Teaching machines to talk to each other so that their capacity utilization can be improved - this kind of operation just might keep us in the world wide economic race.

News 100 blueBy Pepper Parr

April 7, 2015

BURLINGTON, ON

Our interview with Dave McPhail took a little longer than we expected – McPhail was hunched over his keyboard “developing his relationship” with Cisco in a conference call.

Dave McPhail Memex Automation

Dave McPhail walking past some of his commercial peers as he prepares to show off the technology his firm markets.

Throughout the conversation phrases like “tribal knowledge” and “the “embedded data dictionary” were tossed around. McPhail talked about “product aggregation” and how he was taking data and information from the shop floor and putting it in front of senior management in real time – when there was a problem, management knew about the problem when it was happening.

Instead of the engineering department in a large manufacturing operation having to wait until reports that got to them the following day or at the end of the shift – they were now able to head out to the shop floor and fix the problem immediately.

Memex, a company that McPhail bought out of receivership and brought in John Rattray as an operating partner along with two silent partners who have since been bought out. They set out to first create a product that didn’t exist before and then market it by establishing partnerships with corporations that had clout and brand recognition which would give Memex a lead that would be hard to catch up to.

Memex isn’t disrupting an existing market – they are creating something that didn’t exist before
McPhail isn’t giving his clients all that much in the way product – what he is doing is giving them tools that allow them to capture data in real time and put it to use immediately.

This says McPhail is a significant cultural shift in manufacturing. McPhail claims to be able to give his clients a return on capital in three to four months – a time frame that astounds many and they don’t take the time to listen to us. The hope for McPhail and the rest of the Memex team is that there are enough early adopters to keep them alive. At some point we will become the standard.

McPhail doesn’t have an MBA, isn’t a university graduate. He earned a diploma from Humber College and set out to do what every entrepreneur does – create wealth.

Memex - Wallace - Goodyear - McPhail - CTO

Memmex president Dave McPhail explains what Merlin, an electronic device can do for manufacturing operations.

The Gazette first met McPhail when he was playing host to MP Mike Wallace who was announcing an $800,000 loan to the company as part of the federal government program.

Memex is a public company traded on the Venture side of the Toronto stock Exchange. Senior management recently issued 1.25 million options to its five member senior management team.

The company refers to the M2M (machine to machine) productivity software they provide as Merlin; it is used by a number of leading manufacturers. The market we are creating is worldwide said McPhail

One of the pleasures for McPhail is the McMaster University DeGroote campus on the south Service Road – a five minute drive from McPhail’s operation on Harvester Road.
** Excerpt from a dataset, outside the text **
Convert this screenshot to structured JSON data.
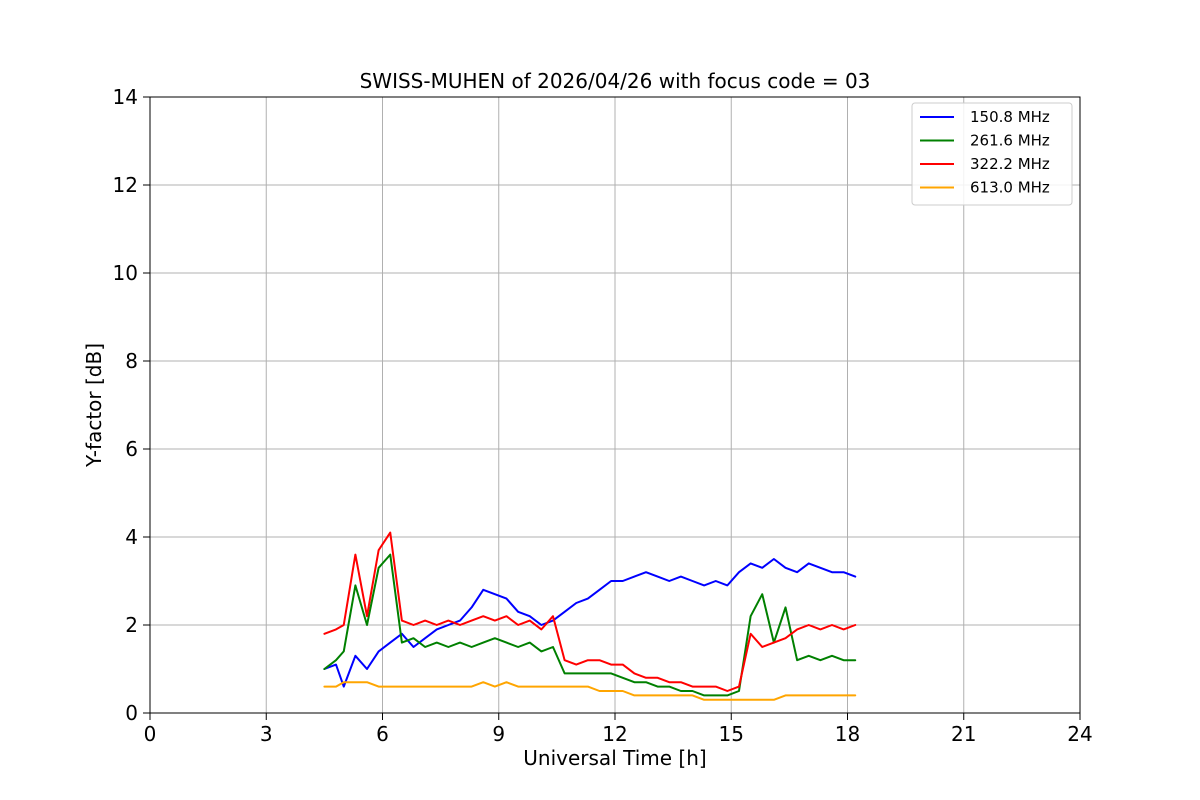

The plans to create a technological hub on campus where products can be shown to clients is a real plus for McPhail.

We have all kinds of case studies but when someone can see in real time what we do – that’s a big plus and if McMaster can make this idea of theirs work – we are with them.

Memmex announced half a million in sales during the first quarter of 2015 – they have a stock price that ranges between five to twenty cents a share – always well above a dime a share.

McPhail with Merlin

Dave McPhail with a version of Merlin in his hands – the device that captures data real time and delivers it to senior management who can make instant decisions.

Memex was founded in 1992 with a vision to improve the way automated machine tools work and connect on the factory floor. McPhail bought it out of receivership and has brought it to the point where they are at least contenders in the market they are working.

The company started manufacturing electronic circuit boards for memory and connectivity and evolved into Memex Automation. The vision has expanded to include the networking of all machine tools so that they can communicate with the computers in the administration office. At some point the network may be extended to the Internet, allowing productivity and other statistics to be emailed to a device, or computer anywhere in the world.

WO yellowGetting to the point where they can issues stock options to the senior management team was not easy. McPhail gives the Niagara One Angel Investors group a huge thanks for their early support and tells you what every entrepreneur says: Canadians don’t take out their cheque books as easily as Americans – we are a risk adverse country and McPhail thinks we are paying a price for our complacency.

Meanwhile McPhail plugs away at what he loves doing – improving the way manufacturing operations can access and use the data that is sitting out there on the shop floor and put in the hands of people who know what to do with that information.

Machine learning: taking the data that is collected from a machine and running it through an algorithm is the next step in the manufacturing learning curve that McPhail sees as part of the Memex product service offering.

The federal loan is going to allow Memex to hire an additional 16 people. We have very good working relationships with Mohawk College and the University of Waterloo – we bring in students from their co-op program said McPhail – most of them work out very well.

85% of the market Memex is outside Canadian borders – and not just south of the border –  this is a worldwide manufacturing opportunity. We intend to own the market before others realize just what we are doing” said McPhail. The words of a committed serial entrepreneur.